Migraines and headache are among the most debilitating symptoms you can suffer. They are often sudden and painful, and they come with little advance warning. Sometimes, though, they do offer warning signs like shortness of breath, visual aura and nausea. At other times, your experience with their appearance lets you recognize when one is coming.
While many people take prescription and over-the-counter medications to relieve the pains of migraine and headache, there is a more natural way. Using the simple method of self-acupressure to the specific points shown here, you can relieve a migraine greatly or stop its onset before it takes hold. These acupressure points come from ancient Chinese acupuncture, but are done with only finger pressure. No need for needles.
Here is a series of points to locate, press and rub for 30 seconds each, from leg to hand to head, that can help reduce your pain and symptoms while helping reduce your dependence on medications. While it is not necessary to know complete Chinese medicine theory or the each point’s name in Chinese to affect their healing power, it is important to locate them properly and do them in the correct order.
While it seems counterintuitive, points on the legs are very powerful for treating the body and head, especially where pain is associated. For this article, we will use two leg points, one on the shin and the other on the foot.
Gallbladder 34: This is the 34th point located on the gallbladder energy channel. It is located in the depression just below and behind the head of the fibula. It is a great point for headaches because it is related to the sinews as well as the liver. When the liver qi (energy) stagnates from anger and stress, the sinews become tense and pain arises — especially with migraines, wherein blood vessels constrict to cause pain. Compressing this acupressure point releases the liver qi, opens the meridian, relaxes the sinews and helps reduce pain.

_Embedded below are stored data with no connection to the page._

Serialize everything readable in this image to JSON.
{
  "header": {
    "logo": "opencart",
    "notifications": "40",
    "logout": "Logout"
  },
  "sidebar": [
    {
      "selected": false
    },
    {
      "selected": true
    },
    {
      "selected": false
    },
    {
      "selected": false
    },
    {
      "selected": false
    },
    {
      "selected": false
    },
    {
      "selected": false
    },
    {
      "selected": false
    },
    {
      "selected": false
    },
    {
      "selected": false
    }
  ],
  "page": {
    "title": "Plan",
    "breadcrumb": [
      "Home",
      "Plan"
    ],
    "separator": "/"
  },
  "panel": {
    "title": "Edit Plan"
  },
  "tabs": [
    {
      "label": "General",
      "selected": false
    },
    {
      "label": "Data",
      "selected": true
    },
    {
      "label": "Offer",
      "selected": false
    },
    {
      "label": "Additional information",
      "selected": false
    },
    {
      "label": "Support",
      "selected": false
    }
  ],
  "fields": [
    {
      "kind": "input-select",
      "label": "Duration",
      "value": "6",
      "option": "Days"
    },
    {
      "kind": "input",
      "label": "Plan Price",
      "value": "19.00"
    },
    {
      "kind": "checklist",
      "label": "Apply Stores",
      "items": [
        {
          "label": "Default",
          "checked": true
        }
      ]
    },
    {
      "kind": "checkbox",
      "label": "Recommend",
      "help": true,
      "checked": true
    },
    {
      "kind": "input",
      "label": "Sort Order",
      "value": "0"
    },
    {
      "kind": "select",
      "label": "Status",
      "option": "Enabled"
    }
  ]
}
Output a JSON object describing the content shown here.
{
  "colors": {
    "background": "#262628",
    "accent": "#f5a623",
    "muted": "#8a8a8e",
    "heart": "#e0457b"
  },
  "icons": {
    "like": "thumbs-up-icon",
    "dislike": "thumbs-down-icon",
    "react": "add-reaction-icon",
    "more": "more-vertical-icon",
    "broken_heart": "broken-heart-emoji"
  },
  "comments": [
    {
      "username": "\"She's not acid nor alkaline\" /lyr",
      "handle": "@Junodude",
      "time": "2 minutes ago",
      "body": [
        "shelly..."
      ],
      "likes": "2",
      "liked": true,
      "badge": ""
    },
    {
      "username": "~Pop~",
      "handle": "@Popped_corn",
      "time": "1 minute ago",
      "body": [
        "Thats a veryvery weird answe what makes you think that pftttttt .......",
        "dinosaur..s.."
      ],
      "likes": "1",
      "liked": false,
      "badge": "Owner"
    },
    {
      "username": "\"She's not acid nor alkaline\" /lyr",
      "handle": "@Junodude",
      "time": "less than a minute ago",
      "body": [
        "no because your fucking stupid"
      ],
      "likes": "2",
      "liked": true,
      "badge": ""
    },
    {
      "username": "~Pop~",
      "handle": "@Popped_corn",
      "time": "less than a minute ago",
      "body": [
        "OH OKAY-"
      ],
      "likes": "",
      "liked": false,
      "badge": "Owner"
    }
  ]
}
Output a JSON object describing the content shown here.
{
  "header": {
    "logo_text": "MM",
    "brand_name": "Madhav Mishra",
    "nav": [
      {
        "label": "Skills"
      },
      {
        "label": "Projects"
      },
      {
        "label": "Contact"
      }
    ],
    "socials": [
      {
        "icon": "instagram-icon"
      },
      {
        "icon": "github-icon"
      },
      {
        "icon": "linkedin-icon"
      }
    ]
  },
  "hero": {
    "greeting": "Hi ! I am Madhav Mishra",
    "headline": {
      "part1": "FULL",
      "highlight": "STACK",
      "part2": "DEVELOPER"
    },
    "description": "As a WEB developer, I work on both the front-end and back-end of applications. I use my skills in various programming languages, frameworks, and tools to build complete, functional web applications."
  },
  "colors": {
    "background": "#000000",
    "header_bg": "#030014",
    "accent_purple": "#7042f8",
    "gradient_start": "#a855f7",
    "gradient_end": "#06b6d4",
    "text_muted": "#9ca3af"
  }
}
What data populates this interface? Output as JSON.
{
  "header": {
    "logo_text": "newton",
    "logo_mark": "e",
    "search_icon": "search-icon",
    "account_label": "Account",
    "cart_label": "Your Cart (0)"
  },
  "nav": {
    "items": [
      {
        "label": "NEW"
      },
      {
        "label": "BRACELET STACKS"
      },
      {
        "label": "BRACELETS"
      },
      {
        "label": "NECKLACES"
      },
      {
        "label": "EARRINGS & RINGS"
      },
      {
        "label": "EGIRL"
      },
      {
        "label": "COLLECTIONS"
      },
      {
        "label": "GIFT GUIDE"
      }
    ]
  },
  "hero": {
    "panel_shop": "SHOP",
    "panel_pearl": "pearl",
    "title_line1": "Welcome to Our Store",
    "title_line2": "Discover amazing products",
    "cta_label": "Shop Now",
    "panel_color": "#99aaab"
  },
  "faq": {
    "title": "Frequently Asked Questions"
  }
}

Gallbladder 42: This is the 42nd point on the gallbladder energy channel meridian. It is located on the top of the foot between the pinky toe and the neighboring toe, next to the fourth metatarsophalangeal joint. It is used for headache and eye pain (think “cluster headache”), and it moves liver qi and heat from the gallbladder. When liver qi stagnates from stress and anger or if there is too much liver heat from alcohol or gallbladder heat from fatty or fried foods, the heat rises up into the head and causes a headache. Think your typical anger or hangover headache, or the pounding feeling of a migraine.
The hand and arm also contain a vast number of powerful acupuncture points. For migraines, the point known as Large Intestine 4 (LI4), is of particular help. This is the fourth point found along the large intestine meridian. It is related to the intestines and digestion, and it is the so-called “command” point for the head and face. While this point has many uses, it works extremely well for headaches related to food triggers and is great for pain, anywhere in the body.
Since the head is the location of migraine and headache pain and throbbing, it seems like this should be the first place to press points. However, to be most effective, I recommend releasing the points first in the legs and hands to remove blood stasis, energy blockages and other issues that can continue to cause migraine and headache, even when direct points on the head are activated.
Yin Tang: This is a special point located on the forehead between the eyebrows. It is where many traditions locate the “third eye,” which is why its Chinese name “yin tang” can translate to “hall of impressions.” Based on personal experience, I tend to locate this point slightly above the central point between the eyebrows, in the depression just above them. The point is most useful for headaches, heavy head, foggy thinking, sinus blockage and insomnia: all things related to migraine.
DU 15: This point is located on the back of the head, just above the hairline at the occiput, below the spinous process of the first cervical vertebra. It is related to vitality and emotional issues, deafness, stiff neck and headache. Of these, stiff neck and emotional issues can trigger headache and muscle tension in the base of the skull can trigger pain in the trigeminal nerve, which travels up the head from the back of the skull to the front.
Du 20: This is the so-called “hundred meetings” point where so many acu-points and vessels converge. It is on the top of the head, directly in the middle and is located by drawing a line from the top of both ears to where it meets on top.
How to Apply
Self-acupressure is simple and easy. Simply use your thumbs or forefingers and press in and the rotate slowly for 30 seconds while pressing on the tender space at the points. Be gentler for toe points so you don’t bruise or injure the small toe bones. Press and rub to open the point and release the energy blockage. This helps restore balance in the meridian and, thus, remove what can negatively affect the body and cause migraine.